Re: Flaky test: generic/085

Christian Brauner <brauner@xxxxxxxxxx> · Wed, 12 Jun 2024 13:25:07 +0200

On Tue, Jun 11, 2024 at 09:37:01AM -0700, Darrick J. Wong wrote:
> On Tue, Jun 11, 2024 at 09:52:10AM +0100, Theodore Ts'o wrote:
> > Hi, I've recently found a flaky test, generic/085 on 6.10-rc2 and
> > fs-next.  It's failing on both ext4 and xfs, and it reproduces more
> > easiy with the dax config:
> > 
> > xfs/4k: 20 tests, 1 failures, 137 seconds
> >   Flaky: generic/085:  5% (1/20)
> > xfs/dax: 20 tests, 11 failures, 71 seconds
> >   Flaky: generic/085: 55% (11/20)
> > ext4/4k: 20 tests, 111 seconds
> > ext4/dax: 20 tests, 8 failures, 69 seconds
> >   Flaky: generic/085: 40% (8/20)
> > Totals: 80 tests, 0 skipped, 20 failures, 0 errors, 388s
> > 
> > The failure is caused by a WARN_ON in fs_bdev_thaw() in fs/super.c:
> > 
> > static int fs_bdev_thaw(struct block_device *bdev)
> > {
> > 	...
> > 	sb = get_bdev_super(bdev);
> > 	if (WARN_ON_ONCE(!sb))
> > 		return -EINVAL;
> > 
> > 
> > The generic/085 test which exercises races between the fs
> > freeze/unfeeze and mount/umount code paths, so this appears to be
> > either a VFS-level or block device layer bug.  Modulo the warning, it
> > looks relatively harmless, so I'll just exclude generic/085 from my
> > test appliance, at least for now.  Hopefully someone will have a
> > chance to take a look at it?
> 
> I think this can happen if fs_bdev_thaw races with unmount?
> 
> Let's say that the _umount $lvdev in the second loop in generic/085
> starts the unmount process, which clears SB_ACTIVE from the super_block.
> Then the first loop tries to freeze the bdev (and fails), and
> immediately tries to thaw the bdev.  The thaw code calls fs_bdev_thaw
> because the unmount process is still running & so the fs is still
> holding the bdev.  But get_bdev_super sees that SB_ACTIVE has been
> cleared from the super_block so it returns NULL, which trips the
> warning.
> 
> If that's correct, then I think the WARN_ON_ONCE should go away.

I've been trying to reproduce this with pmem yesterday and wasn't able to.

SB_ACTIVE is cleared in generic_shutdown_super().
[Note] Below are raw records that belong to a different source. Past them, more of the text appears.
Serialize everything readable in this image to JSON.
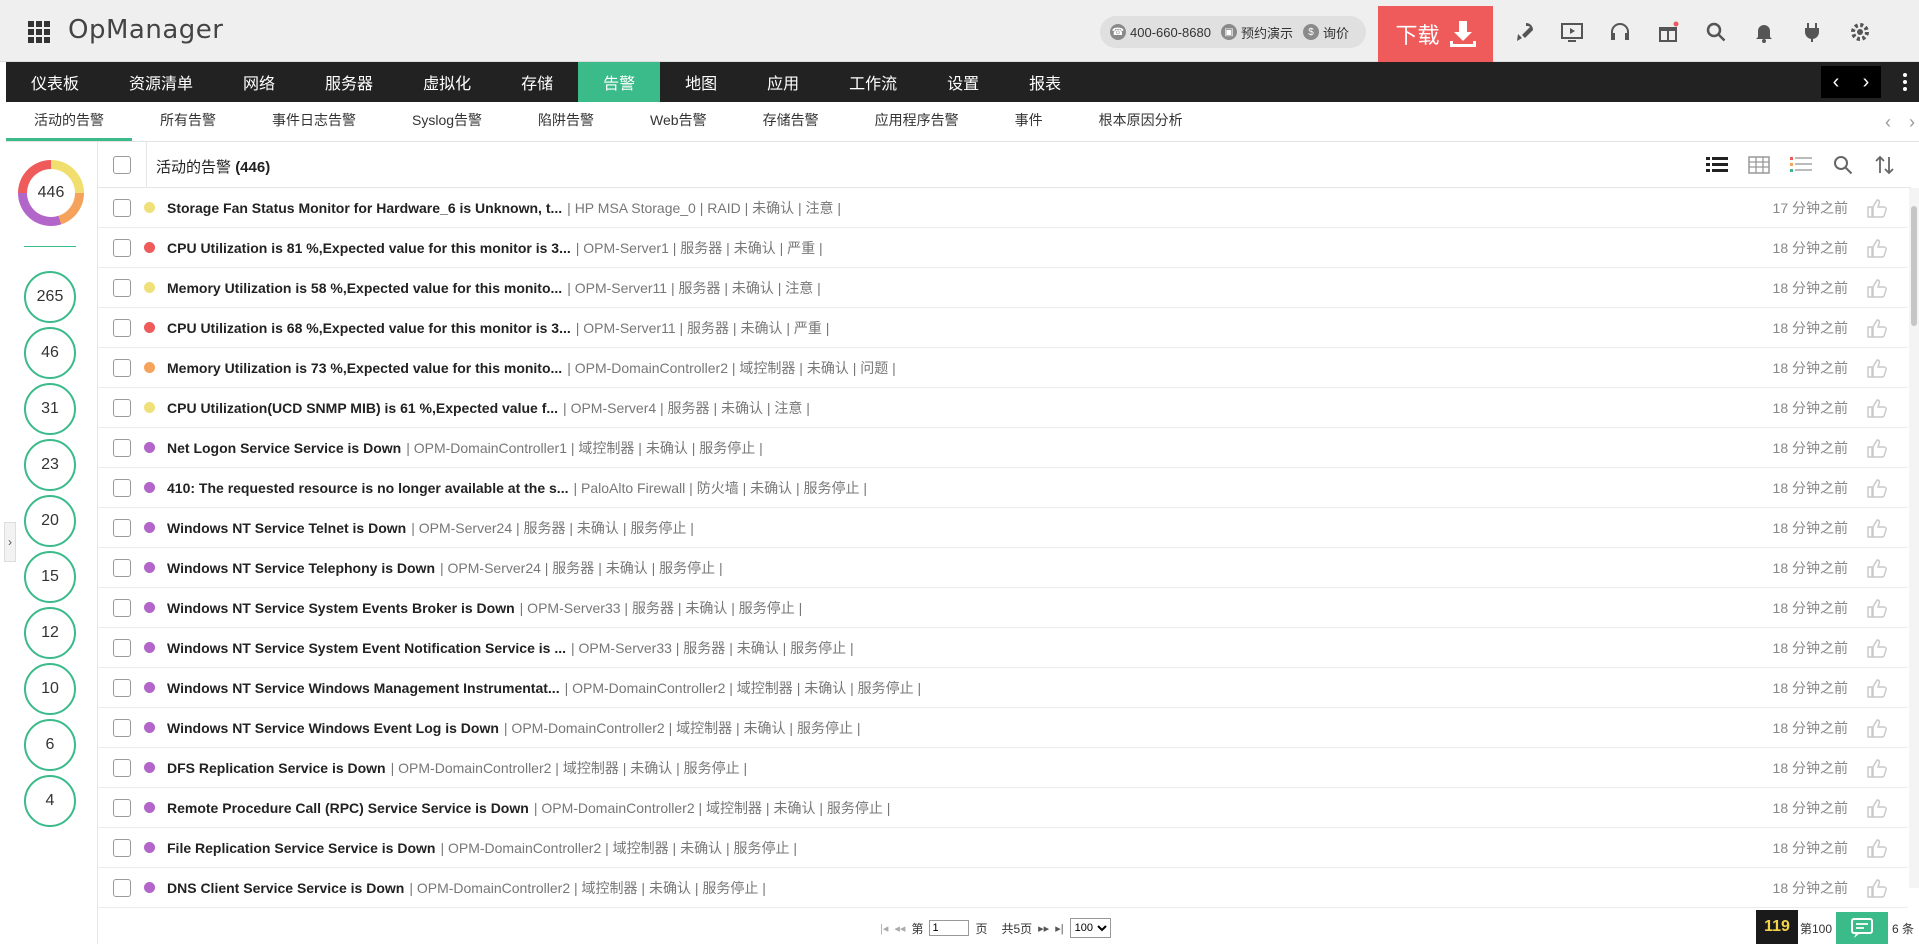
{
  "app": {
    "title": "OpManager"
  },
  "header": {
    "phone": "400-660-8680",
    "demo": "预约演示",
    "inquiry": "询价",
    "download_label": "下载",
    "icons": [
      "rocket-icon",
      "screen-icon",
      "headset-icon",
      "gift-icon",
      "search-icon",
      "bell-icon",
      "plug-icon",
      "gear-icon"
    ]
  },
  "main_nav": [
    {
      "label": "仪表板",
      "active": false
    },
    {
      "label": "资源清单",
      "active": false
    },
    {
      "label": "网络",
      "active": false
    },
    {
      "label": "服务器",
      "active": false
    },
    {
      "label": "虚拟化",
      "active": false
    },
    {
      "label": "存储",
      "active": false
    },
    {
      "label": "告警",
      "active": true
    },
    {
      "label": "地图",
      "active": false
    },
    {
      "label": "应用",
      "active": false
    },
    {
      "label": "工作流",
      "active": false
    },
    {
      "label": "设置",
      "active": false
    },
    {
      "label": "报表",
      "active": false
    }
  ],
  "sub_nav": [
    {
      "label": "活动的告警",
      "active": true
    },
    {
      "label": "所有告警",
      "active": false
    },
    {
      "label": "事件日志告警",
      "active": false
    },
    {
      "label": "Syslog告警",
      "active": false
    },
    {
      "label": "陷阱告警",
      "active": false
    },
    {
      "label": "Web告警",
      "active": false
    },
    {
      "label": "存储告警",
      "active": false
    },
    {
      "label": "应用程序告警",
      "active": false
    },
    {
      "label": "事件",
      "active": false
    },
    {
      "label": "根本原因分析",
      "active": false
    }
  ],
  "left": {
    "total": "446",
    "counts": [
      "265",
      "46",
      "31",
      "23",
      "20",
      "15",
      "12",
      "10",
      "6",
      "4"
    ]
  },
  "panel": {
    "title": "活动的告警",
    "count": "(446)"
  },
  "severity_colors": {
    "attention": "#efe07a",
    "critical": "#ef5a5a",
    "trouble": "#f5a35c",
    "service_down": "#b366c9"
  },
  "alarms": [
    {
      "msg": "Storage Fan Status Monitor for Hardware_6 is Unknown, t...",
      "meta": "| HP MSA Storage_0 | RAID | 未确认 | 注意 |",
      "time": "17 分钟之前",
      "severity": "attention"
    },
    {
      "msg": "CPU Utilization is 81 %,Expected value for this monitor is 3...",
      "meta": "| OPM-Server1 | 服务器 | 未确认 | 严重 |",
      "time": "18 分钟之前",
      "severity": "critical"
    },
    {
      "msg": "Memory Utilization is 58 %,Expected value for this monito...",
      "meta": "| OPM-Server11 | 服务器 | 未确认 | 注意 |",
      "time": "18 分钟之前",
      "severity": "attention"
    },
    {
      "msg": "CPU Utilization is 68 %,Expected value for this monitor is 3...",
      "meta": "| OPM-Server11 | 服务器 | 未确认 | 严重 |",
      "time": "18 分钟之前",
      "severity": "critical"
    },
    {
      "msg": "Memory Utilization is 73 %,Expected value for this monito...",
      "meta": "| OPM-DomainController2 | 域控制器 | 未确认 | 问题 |",
      "time": "18 分钟之前",
      "severity": "trouble"
    },
    {
      "msg": "CPU Utilization(UCD SNMP MIB) is 61 %,Expected value f...",
      "meta": "| OPM-Server4 | 服务器 | 未确认 | 注意 |",
      "time": "18 分钟之前",
      "severity": "attention"
    },
    {
      "msg": "Net Logon Service Service is Down",
      "meta": "| OPM-DomainController1 | 域控制器 | 未确认 | 服务停止 |",
      "time": "18 分钟之前",
      "severity": "service_down"
    },
    {
      "msg": "410: The requested resource is no longer available at the s...",
      "meta": "| PaloAlto Firewall | 防火墙 | 未确认 | 服务停止 |",
      "time": "18 分钟之前",
      "severity": "service_down"
    },
    {
      "msg": "Windows NT Service Telnet is Down",
      "meta": "| OPM-Server24 | 服务器 | 未确认 | 服务停止 |",
      "time": "18 分钟之前",
      "severity": "service_down"
    },
    {
      "msg": "Windows NT Service Telephony is Down",
      "meta": "| OPM-Server24 | 服务器 | 未确认 | 服务停止 |",
      "time": "18 分钟之前",
      "severity": "service_down"
    },
    {
      "msg": "Windows NT Service System Events Broker is Down",
      "meta": "| OPM-Server33 | 服务器 | 未确认 | 服务停止 |",
      "time": "18 分钟之前",
      "severity": "service_down"
    },
    {
      "msg": "Windows NT Service System Event Notification Service is ...",
      "meta": "| OPM-Server33 | 服务器 | 未确认 | 服务停止 |",
      "time": "18 分钟之前",
      "severity": "service_down"
    },
    {
      "msg": "Windows NT Service Windows Management Instrumentat...",
      "meta": "| OPM-DomainController2 | 域控制器 | 未确认 | 服务停止 |",
      "time": "18 分钟之前",
      "severity": "service_down"
    },
    {
      "msg": "Windows NT Service Windows Event Log is Down",
      "meta": "| OPM-DomainController2 | 域控制器 | 未确认 | 服务停止 |",
      "time": "18 分钟之前",
      "severity": "service_down"
    },
    {
      "msg": "DFS Replication Service is Down",
      "meta": "| OPM-DomainController2 | 域控制器 | 未确认 | 服务停止 |",
      "time": "18 分钟之前",
      "severity": "service_down"
    },
    {
      "msg": "Remote Procedure Call (RPC) Service Service is Down",
      "meta": "| OPM-DomainController2 | 域控制器 | 未确认 | 服务停止 |",
      "time": "18 分钟之前",
      "severity": "service_down"
    },
    {
      "msg": "File Replication Service Service is Down",
      "meta": "| OPM-DomainController2 | 域控制器 | 未确认 | 服务停止 |",
      "time": "18 分钟之前",
      "severity": "service_down"
    },
    {
      "msg": "DNS Client Service Service is Down",
      "meta": "| OPM-DomainController2 | 域控制器 | 未确认 | 服务停止 |",
      "time": "18 分钟之前",
      "severity": "service_down"
    }
  ],
  "pager": {
    "page_prefix": "第",
    "page_value": "1",
    "page_suffix": "页",
    "total_pages": "共5页",
    "page_size": "100",
    "badge": "119",
    "range_text": "第100",
    "end_text": "6 条"
  }
}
If we're in there we
know that there are no active references to the superblock anymore. That
includes freeze requests:

* Freezes are nestable from kernel and userspace but all
  nested freezers share a single active reference in sb->s_active.
* The nested freeze requests are counted in
  sb->s_writers.freeze_{kcount,ucount}.
* The last thaw request (sb->s_writers.freeze_kcount +
  sb->s_writers.freeze_ucount == 0) releases the sb->s_active reference.
* Nested freezes from the block layer via bdev_freeze() are
  additionally counted in bdev->bd_fsfreeze_count protected by
  bdev->bd_fsfreeze_mutex.

The device mapper suspend logic that generic/085 uses relies on
bdev_freeze() and bdev_thaw() from the block layer. So all those dm
freezes should be counted in bdev->bd_fsfreeze_count. And device mapper
has logic to ensure that only a single freeze request is ever made. So
bdev->bd_fsfreeze_count in that test should be 1. So when a bdev_thaw()
request comes via dm_suspend():

* bdev_thaw() is called and encounters bdev->bd_fsfreeze_count == 1.
  * As there aren't any fs initiated freezes we know that
  sb->s_writers.kcount == 0 and sb->s_writer.ucount == 1 ==
  bdev->bd_fsfreeze_count.
* When fs_bdev_thaw() the superblock is still valid and we've got at
  least one active reference taken during the bdev_freeze()
    request.
* get_bdev_super() tries to grab an active reference to the
  superblock but fails.

That can indeed happen because SB_ACTIVE is cleared. But for that to be
the case we must've dropped the last active reference, forgot to take it
during the original freeze, miscounted bdev->bd_fsfreeze_count, or
missed a nested sb->s_writers.freeze_{kcount,ucount}.

What's the kernel config and test config that's used?